Out into sudden, blinding sunlight on the far side of the city. It seemed they had escaped, and even the petrified Pennyroyal cheered in the sudden rush of happiness that united them all. But the Green Storm did not give up so easily. The Jenny swung through the fog of exhaust smoke which hung behind the city, and in the clear air beyond the two remaining Fox Spirits were waiting.

A rocket slammed into the starboard engines, the blast blowing out the flight-deck windows and flinging Hester to the floor. She scrambled up to find Tom still crouched over the controls, his hair and clothes frosted with powdered glass. Pennyroyal was slumped against the chart table with blood trickling from a gash on his bald head where one of the Jenny ’s brass fire-extinguishers had struck him a glancing blow as it fell. Hester dragged him to a window seat. He was still breathing, but his eyes had rolled up until only two half-moons of white showed under the lids. He looked as if he was studying something very interesting on the inside of his head.

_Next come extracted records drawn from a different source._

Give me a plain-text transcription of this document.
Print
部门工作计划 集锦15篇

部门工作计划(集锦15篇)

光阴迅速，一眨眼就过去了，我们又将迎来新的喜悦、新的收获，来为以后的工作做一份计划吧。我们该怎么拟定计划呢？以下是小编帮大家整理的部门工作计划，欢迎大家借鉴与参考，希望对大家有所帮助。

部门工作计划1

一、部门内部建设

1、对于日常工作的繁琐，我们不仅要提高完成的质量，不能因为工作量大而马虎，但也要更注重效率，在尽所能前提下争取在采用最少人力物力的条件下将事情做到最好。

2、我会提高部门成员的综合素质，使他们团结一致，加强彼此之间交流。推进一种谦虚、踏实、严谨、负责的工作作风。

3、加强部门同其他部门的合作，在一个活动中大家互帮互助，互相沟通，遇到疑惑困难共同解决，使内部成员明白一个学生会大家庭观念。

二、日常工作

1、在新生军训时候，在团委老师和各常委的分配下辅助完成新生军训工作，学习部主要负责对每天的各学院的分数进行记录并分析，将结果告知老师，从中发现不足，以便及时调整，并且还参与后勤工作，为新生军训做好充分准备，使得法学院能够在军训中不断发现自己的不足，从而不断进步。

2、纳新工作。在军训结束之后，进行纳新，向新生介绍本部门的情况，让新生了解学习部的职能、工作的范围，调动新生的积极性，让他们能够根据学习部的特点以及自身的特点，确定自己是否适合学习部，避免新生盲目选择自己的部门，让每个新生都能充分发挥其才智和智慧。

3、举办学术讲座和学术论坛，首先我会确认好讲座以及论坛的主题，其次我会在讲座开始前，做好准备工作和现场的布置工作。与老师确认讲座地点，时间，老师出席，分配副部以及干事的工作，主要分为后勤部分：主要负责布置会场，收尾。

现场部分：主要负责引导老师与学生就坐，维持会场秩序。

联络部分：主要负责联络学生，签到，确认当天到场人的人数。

More rockets struck. A buckled propeller-blade hummed past, whirling down towards the snowfields like a failed boomerang. Tom was still heaving at the controls, but the Jenny Haniver no longer obeyed him — either the rudders were gone, or the cables which operated them had been severed. A fierce gust of wind, howling through a gap in the mountains, swung her towards the Fox Spirits. The nearer of the two made a sudden move to avoid collision, and collided with her sister-ship instead.

The explosion, barely twenty yards to starboard, filled the Jenny ’s flight deck with a lurid glare. When Hester could see again the sky was full of tumbling litter. She could hear the rattle and crash as larger fragments of the Fox Spirits bounded away down the mountainsides into the pass below. She could hear the grumble of Novaya-Nizhni’s engines a few miles astern, the squeak and thunder of its tracks as it hauled itself southwards.